夫が出役(出兵)中の世帯へ大学進学のため下宿に来た主人公、ふとした切欠で下宿先の奥さんに欲情を覚えてしまい、勉学が手につかなくなってしまう。
倒錯した意識の中、奥さんが自分を誘っていると勘違いし、襲い掛かるという流れ。
まるで明治〜昭和戦前の文学作品みたいなノリで、その雰囲気が非常に良いです。
現代劇なら夫の出張となるところを出兵に置き換えただけにも見えますが、下宿って制度が現代では珍しいので時代設定もうまくいかされていると思います。

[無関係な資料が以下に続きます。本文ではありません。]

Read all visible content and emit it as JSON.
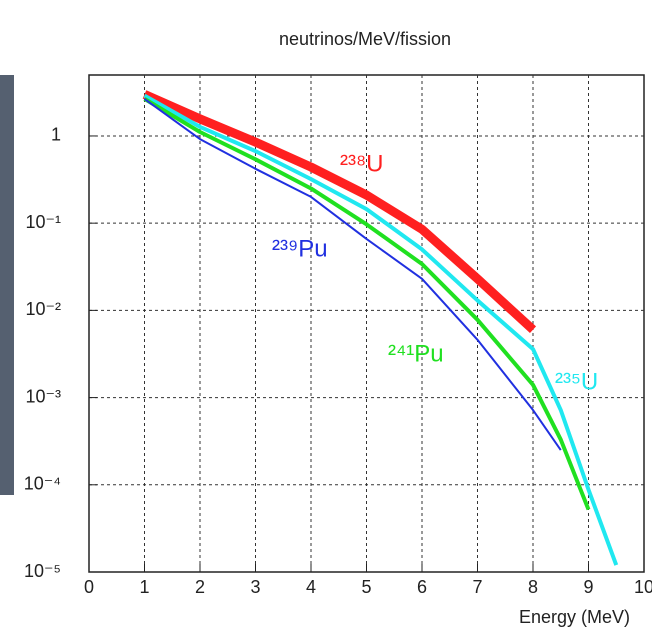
{
  "chart_data": {
    "type": "line",
    "title": "neutrinos/MeV/fission",
    "x_label": "Energy (MeV)",
    "log_y": true,
    "grid": true,
    "xlim": [
      0,
      10
    ],
    "xticks": [
      0,
      1,
      2,
      3,
      4,
      5,
      6,
      7,
      8,
      9,
      10
    ],
    "ylim": [
      1e-05,
      5
    ],
    "yticks": [
      {
        "value": 1,
        "label": "1"
      },
      {
        "value": 0.1,
        "label": "10⁻¹"
      },
      {
        "value": 0.01,
        "label": "10⁻²"
      },
      {
        "value": 0.001,
        "label": "10⁻³"
      },
      {
        "value": 0.0001,
        "label": "10⁻⁴"
      },
      {
        "value": 1e-05,
        "label": "10⁻⁵"
      }
    ],
    "series": [
      {
        "name": "²³⁸U",
        "color": "#ff2020",
        "x": [
          1,
          2,
          3,
          4,
          5,
          6,
          7,
          8
        ],
        "values": [
          3.0,
          1.57,
          0.85,
          0.44,
          0.21,
          0.085,
          0.023,
          0.006
        ]
      },
      {
        "name": "²³⁵U",
        "color": "#20e8f0",
        "x": [
          1,
          2,
          3,
          4,
          5,
          6,
          7,
          8,
          8.5,
          9,
          9.5
        ],
        "values": [
          2.9,
          1.27,
          0.67,
          0.32,
          0.145,
          0.05,
          0.013,
          0.0036,
          0.00072,
          8.8e-05,
          1.2e-05
        ]
      },
      {
        "name": "²⁴¹Pu",
        "color": "#20e020",
        "x": [
          1,
          2,
          3,
          4,
          5,
          6,
          7,
          8,
          8.5,
          9
        ],
        "values": [
          2.66,
          1.11,
          0.54,
          0.25,
          0.097,
          0.034,
          0.0078,
          0.0014,
          0.00033,
          5.2e-05
        ]
      },
      {
        "name": "²³⁹Pu",
        "color": "#2030e0",
        "x": [
          1,
          2,
          3,
          4,
          5,
          6,
          7,
          8,
          8.5
        ],
        "values": [
          2.66,
          0.92,
          0.42,
          0.2,
          0.066,
          0.023,
          0.0046,
          0.00072,
          0.00025
        ]
      }
    ]
  }
}
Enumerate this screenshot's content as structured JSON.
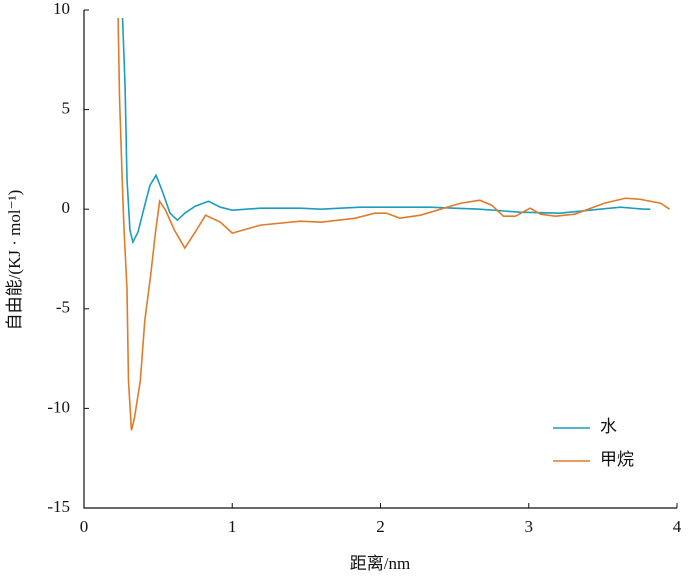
{
  "chart_data": {
    "type": "line",
    "xlabel": "距离/nm",
    "ylabel": "自由能/(KJ · mol⁻¹)",
    "xlim": [
      0,
      4
    ],
    "xticks": [
      0,
      1,
      2,
      3,
      4
    ],
    "ylim": [
      -15,
      10
    ],
    "yticks": [
      -15,
      -10,
      -5,
      0,
      5,
      10
    ],
    "legend": "lower right",
    "series": [
      {
        "name": "水",
        "color": "#1a9dbf",
        "x": [
          0.26,
          0.277,
          0.29,
          0.31,
          0.33,
          0.364,
          0.41,
          0.445,
          0.486,
          0.526,
          0.58,
          0.63,
          0.68,
          0.75,
          0.84,
          0.92,
          1.0,
          1.19,
          1.46,
          1.6,
          1.86,
          2.33,
          2.67,
          2.94,
          3.21,
          3.48,
          3.62,
          3.78,
          3.82
        ],
        "values": [
          9.6,
          6.2,
          1.5,
          -1.05,
          -1.65,
          -1.15,
          0.2,
          1.2,
          1.7,
          0.95,
          -0.2,
          -0.55,
          -0.2,
          0.15,
          0.4,
          0.1,
          -0.05,
          0.05,
          0.05,
          0.0,
          0.1,
          0.1,
          0.0,
          -0.15,
          -0.2,
          0.0,
          0.1,
          0.0,
          0.0
        ]
      },
      {
        "name": "甲烷",
        "color": "#e07b2a",
        "x": [
          0.23,
          0.24,
          0.26,
          0.27,
          0.29,
          0.3,
          0.32,
          0.34,
          0.38,
          0.41,
          0.45,
          0.48,
          0.51,
          0.55,
          0.61,
          0.68,
          0.75,
          0.82,
          0.92,
          1.0,
          1.19,
          1.46,
          1.6,
          1.83,
          1.96,
          2.04,
          2.13,
          2.27,
          2.54,
          2.67,
          2.75,
          2.83,
          2.91,
          3.01,
          3.08,
          3.18,
          3.31,
          3.51,
          3.65,
          3.75,
          3.89,
          3.95
        ],
        "values": [
          9.6,
          5.5,
          1.0,
          -1.0,
          -4.0,
          -8.6,
          -11.1,
          -10.5,
          -8.6,
          -5.6,
          -3.3,
          -1.3,
          0.4,
          -0.05,
          -1.05,
          -1.95,
          -1.15,
          -0.3,
          -0.65,
          -1.2,
          -0.8,
          -0.6,
          -0.65,
          -0.45,
          -0.2,
          -0.2,
          -0.45,
          -0.3,
          0.3,
          0.45,
          0.2,
          -0.35,
          -0.35,
          0.05,
          -0.25,
          -0.35,
          -0.25,
          0.3,
          0.55,
          0.5,
          0.3,
          0.0
        ]
      }
    ]
  }
}
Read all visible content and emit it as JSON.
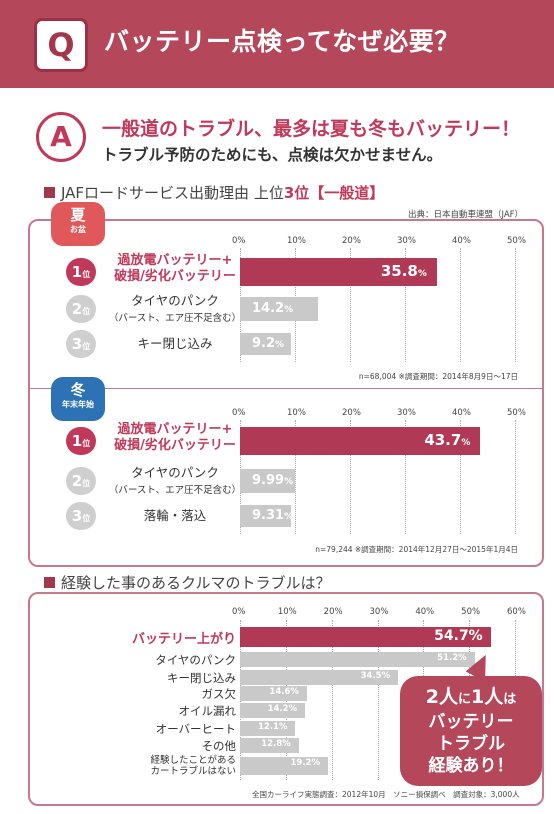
{
  "question": {
    "mark": "Q",
    "title": "バッテリー点検ってなぜ必要？"
  },
  "answer": {
    "mark": "A",
    "line1": "一般道のトラブル、最多は夏も冬もバッテリー！",
    "line2": "トラブル予防のためにも、点検は欠かせません。"
  },
  "section1": {
    "title_prefix": "JAFロードサービス出動理由 上位",
    "title_rank": "3位",
    "title_tag": "【一般道】",
    "source": "出典：日本自動車連盟（JAF）"
  },
  "colors": {
    "accent": "#c0395a",
    "bar_red": "#b03a55",
    "bar_gray": "#c9c9c9",
    "summer": "#e0585a",
    "winter": "#2c72b4"
  },
  "chart_data": [
    {
      "type": "bar",
      "season": "夏",
      "season_sub": "お盆",
      "axis_ticks": [
        "0%",
        "10%",
        "20%",
        "30%",
        "40%",
        "50%"
      ],
      "xlim": [
        0,
        50
      ],
      "rows": [
        {
          "rank": "1",
          "rank_unit": "位",
          "label": "過放電バッテリー+\n破損/劣化バッテリー",
          "value": 35.8,
          "value_text": "35.8",
          "unit": "%"
        },
        {
          "rank": "2",
          "rank_unit": "位",
          "label": "タイヤのパンク",
          "sub": "（バースト、エア圧不足含む）",
          "value": 14.2,
          "value_text": "14.2",
          "unit": "%"
        },
        {
          "rank": "3",
          "rank_unit": "位",
          "label": "キー閉じ込み",
          "value": 9.2,
          "value_text": "9.2",
          "unit": "%"
        }
      ],
      "note": "n=68,004 ※調査期間：2014年8月9日〜17日"
    },
    {
      "type": "bar",
      "season": "冬",
      "season_sub": "年末年始",
      "axis_ticks": [
        "0%",
        "10%",
        "20%",
        "30%",
        "40%",
        "50%"
      ],
      "xlim": [
        0,
        50
      ],
      "rows": [
        {
          "rank": "1",
          "rank_unit": "位",
          "label": "過放電バッテリー+\n破損/劣化バッテリー",
          "value": 43.7,
          "value_text": "43.7",
          "unit": "%"
        },
        {
          "rank": "2",
          "rank_unit": "位",
          "label": "タイヤのパンク",
          "sub": "（バースト、エア圧不足含む）",
          "value": 9.99,
          "value_text": "9.99",
          "unit": "%"
        },
        {
          "rank": "3",
          "rank_unit": "位",
          "label": "落輪・落込",
          "value": 9.31,
          "value_text": "9.31",
          "unit": "%"
        }
      ],
      "note": "n=79,244 ※調査期間：2014年12月27日〜2015年1月4日"
    },
    {
      "type": "bar",
      "title": "経験した事のあるクルマのトラブルは？",
      "axis_ticks": [
        "0%",
        "10%",
        "20%",
        "30%",
        "40%",
        "50%",
        "60%"
      ],
      "xlim": [
        0,
        60
      ],
      "rows": [
        {
          "label": "バッテリー上がり",
          "value": 54.7,
          "value_text": "54.7%"
        },
        {
          "label": "タイヤのパンク",
          "value": 51.2,
          "value_text": "51.2%"
        },
        {
          "label": "キー閉じ込み",
          "value": 34.5,
          "value_text": "34.5%"
        },
        {
          "label": "ガス欠",
          "value": 14.6,
          "value_text": "14.6%"
        },
        {
          "label": "オイル漏れ",
          "value": 14.2,
          "value_text": "14.2%"
        },
        {
          "label": "オーバーヒート",
          "value": 12.1,
          "value_text": "12.1%"
        },
        {
          "label": "その他",
          "value": 12.8,
          "value_text": "12.8%"
        },
        {
          "label": "経験したことがある\nカートラブルはない",
          "value": 19.2,
          "value_text": "19.2%"
        }
      ],
      "note": "全国カーライフ実態調査：2012年10月　ソニー損保調べ　調査対象：3,000人"
    }
  ],
  "callout": {
    "line1a": "2人",
    "line1b": "に",
    "line1c": "1人",
    "line1d": "は",
    "line2": "バッテリー",
    "line3": "トラブル",
    "line4": "経験あり！"
  }
}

敢えて注文を付けるなら、情事は結局主人公の妄想の中だけの出来事だったとか、そういうオチのほうがより「それらしかった」かも。
あと奥さんが、最初こそ「私には夫が、こんなこと許されません」等と抵抗するものの、
わりと情事の序盤からウェルカムっぽいのもマイナスポイントかもしれない。
中出しについても拒否の態度は見せてほしかった。夫不在中の妊娠なんてほんと手詰まりなんだから。
けどその辺全部差し引いても尚、本作は満点の星5なんだよねー。
人妻好きには全力でオススメです。